The suitcases are packed and I’m just about to head downstairs to get the luggage cart to load up the car. After a quick visit to the Agenda Committee meeting (I’m not going to leave you completely helpless!) I’m pointing the car north and making the trip to Nashville.
I’d like to say the past two weeks was fun — and in many ways it was. One of the realities of coming to General Conference for us old-timers is the reunion aspect — the chance to reconnect with old friends as we also make new ones as well. But let’s not also realize for those of us who are MethoNerds, enmeshed (maybe unhealthily) in the minutae of the church, we revel in the details of this plan and that agency. We love our church, and almost every person in that convention center wants to see a healthy church move into the future.
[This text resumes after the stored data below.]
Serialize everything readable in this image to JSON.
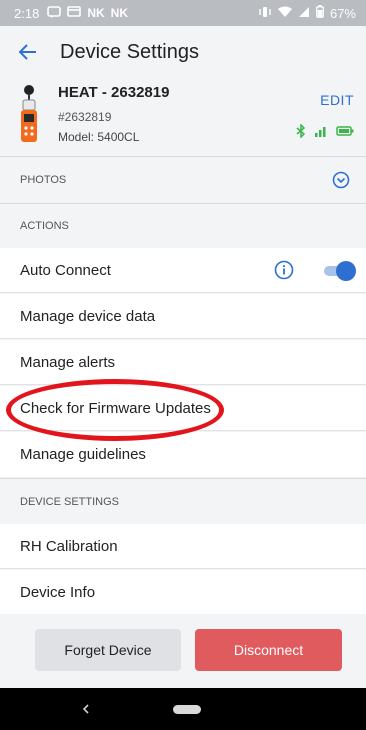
{
  "status_bar": {
    "time": "2:18",
    "notifications": [
      "NK",
      "NK"
    ],
    "battery": "67%"
  },
  "app_bar": {
    "title": "Device Settings"
  },
  "device": {
    "name": "HEAT - 2632819",
    "id": "#2632819",
    "model": "Model: 5400CL",
    "edit_label": "EDIT",
    "accent": "#2f6fd1",
    "status_green": "#39b54a"
  },
  "sections": {
    "photos": "PHOTOS",
    "actions": "ACTIONS",
    "device_settings": "DEVICE SETTINGS"
  },
  "actions": {
    "auto_connect": "Auto Connect",
    "auto_connect_enabled": true,
    "manage_device_data": "Manage device data",
    "manage_alerts": "Manage alerts",
    "check_firmware": "Check for Firmware Updates",
    "manage_guidelines": "Manage guidelines"
  },
  "device_settings": {
    "rh_calibration": "RH Calibration",
    "device_info": "Device Info"
  },
  "buttons": {
    "forget": "Forget Device",
    "disconnect": "Disconnect",
    "disconnect_color": "#e05b5e"
  },
  "icons": [
    "back-arrow-icon",
    "bluetooth-icon",
    "signal-icon",
    "battery-icon",
    "expand-icon",
    "info-icon"
  ]
}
We differ on what that looks like, but I can never deny that this experiment in Christian community that we call the United Methodist Church unites us in our attempt to walk in the way of Jesus.
However, it’s the differences that make, for many of us, this two weeks in Tampa a somewhat depressing experience. Of course, some of that comes from the grueling schedule, bad hotel beds, and too many meals at the Champion’s Sports Bar (go tothe Marriott if you’ve never been and get the shrimp quesadillas). But much of what ails us is the continuing lack of trust between various factions — liberal and conservative, evangelism vs social justice focused, clergy and laity, and the list goes on. In fact, the breach in trust is perhaps the theme of this entire conference, and in the time between now and when we gather again in Portland in 4 years, we have got to figure out a way to build some trust back in our church. Building trust HAS to be our own internal primary task (in addition to proclaiming God’s reign and making disciples) and we need to spend intentional time in figuring out how to talk to one another in a way that is holy, and that models to the world that there is indeed something different about church folks, and that we are not simply mirroring our surrounding culture in our political divide.
I’m certainly not done talking about this, and I hope you will check out some of what I’m thinking at my personal blog,Only Wonder Understands, as well as the various conversations we will continue to have on Facebook and Twitter.
This has been the most thoroughly reported General Conference in the history of our church. Throughout most of the day, we had more people watching what you were doing on-line than were present in the plenary hall. We saw almost 25,000 people visit this site yesterday, serving up almost 100,000 pages of information.
I personally think that is a good thing, and if I have been a catalyst for helping our church develop a deeper understanding of the issues we face, and a stronger knowledge about our polity and life together, then I feel like I have met my goals for this conference. I thank all of you for your participation, and I hope that we can keep up the conversation, so that when we get together 4 years from now we will be a very different church.
See you soon. Keep walking with Christ.